Maria Helena Vieira Da Silva - Work

Work

By the late 1950s Vieira da Silva was internationally known for her dense and complex compositions, influenced by the art of Paul Cézanne and the fragmented forms, spatial ambiguities, and restricted palette of cubism and abstract art. She is considered to be one of the most important Post-War abstract artists although she is not a "pure" abstract painter. Her work is related to French Tachisme, American Abstract expressionism, and Surrealism—as were many of her contemporaries who were painting in Post-War Paris during the mid to late 1940s and early 1950s.
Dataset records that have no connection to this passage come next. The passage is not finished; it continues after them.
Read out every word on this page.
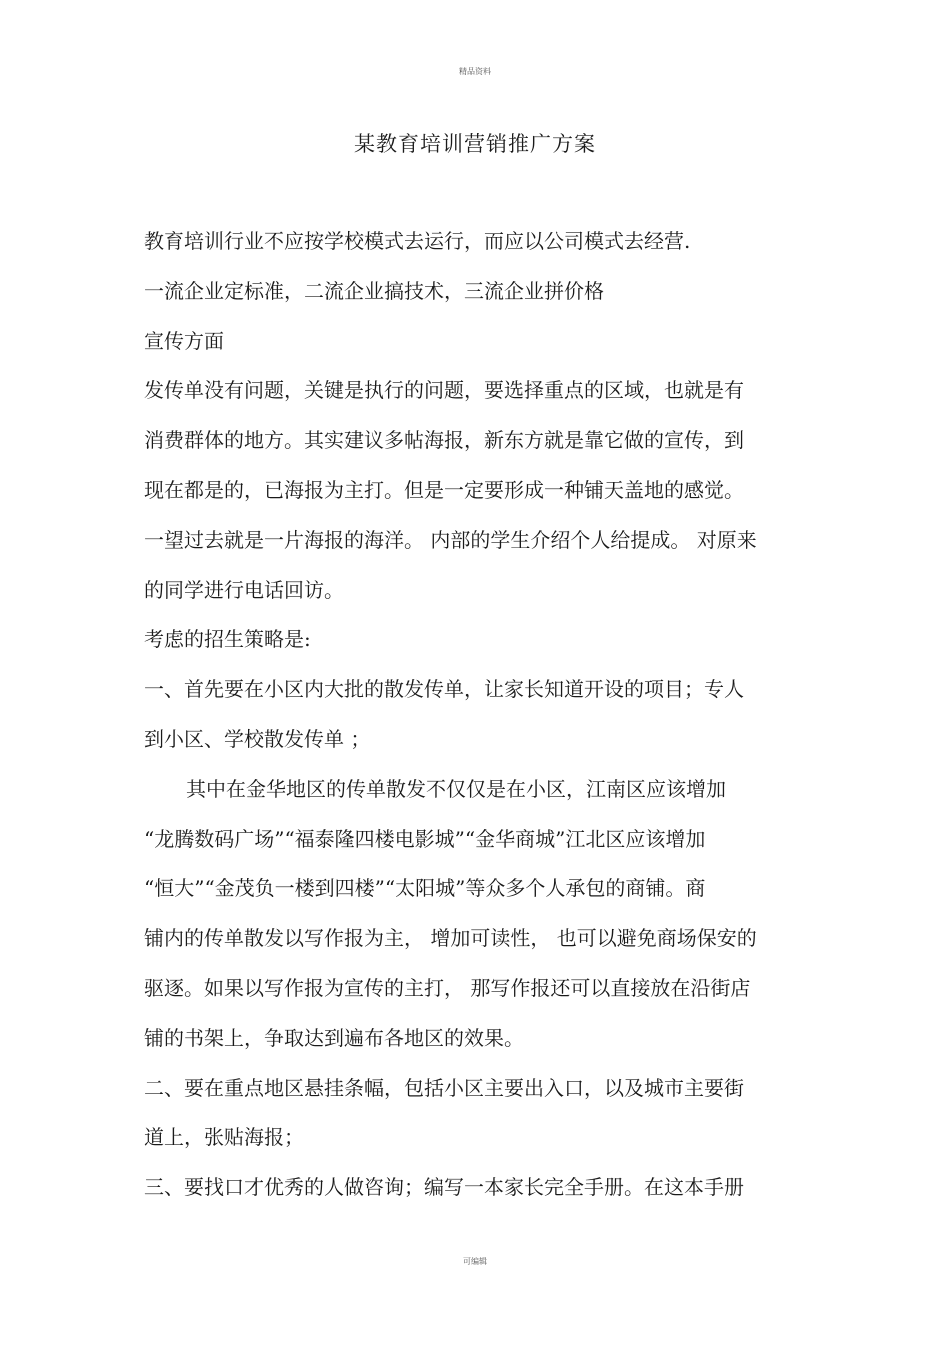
精品资料
某教育培训营销推广方案
教育培训行业不应按学校模式去运行，而应以公司模式去经营.
一流企业定标准，二流企业搞技术，三流企业拼价格
宣传方面
发传单没有问题，关键是执行的问题，要选择重点的区域，也就是有
消费群体的地方。其实建议多帖海报，新东方就是靠它做的宣传，到
现在都是的，已海报为主打。但是一定要形成一种铺天盖地的感觉。
一望过去就是一片海报的海洋。 内部的学生介绍个人给提成。 对原来
的同学进行电话回访。
考虑的招生策略是:
一、首先要在小区内大批的散发传单，让家长知道开设的项目；专人
到小区、学校散发传单 ；
其中在金华地区的传单散发不仅仅是在小区，江南区应该增加
“龙腾数码广场”“福泰隆四楼电影城”“金华商城”江北区应该增加
“恒大”“金茂负一楼到四楼”“太阳城”等众多个人承包的商铺。商
铺内的传单散发以写作报为主， 增加可读性， 也可以避免商场保安的
驱逐。如果以写作报为宣传的主打， 那写作报还可以直接放在沿街店
铺的书架上，争取达到遍布各地区的效果。
二、要在重点地区悬挂条幅，包括小区主要出入口，以及城市主要街
道上，张贴海报；
三、要找口才优秀的人做咨询；编写一本家长完全手册。在这本手册
可编辑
Her paintings often resemble mazes, cities seen in profile or from high above or even library shelves in what seems to be an allegory to a never-ending search for Knowledge or the Absolute.

She exhibited her work widely, winning a prize for painting at the São Paulo Art Biennial in São Paulo in 1961.

She decorated in 1988 the new Cidade Universitária subway station of Lisbon with azulejo panels.

In November 1994, the Árpád Szenes-Vieira da Silva Foundation was inaugurated in Lisbon, a museum that displays a large collection of paintings by both artists.

Her name sometimes appears written as Maria Elena Vieira da Silva, but the correct version, in Portuguese, is Maria Helena Vieira da Silva.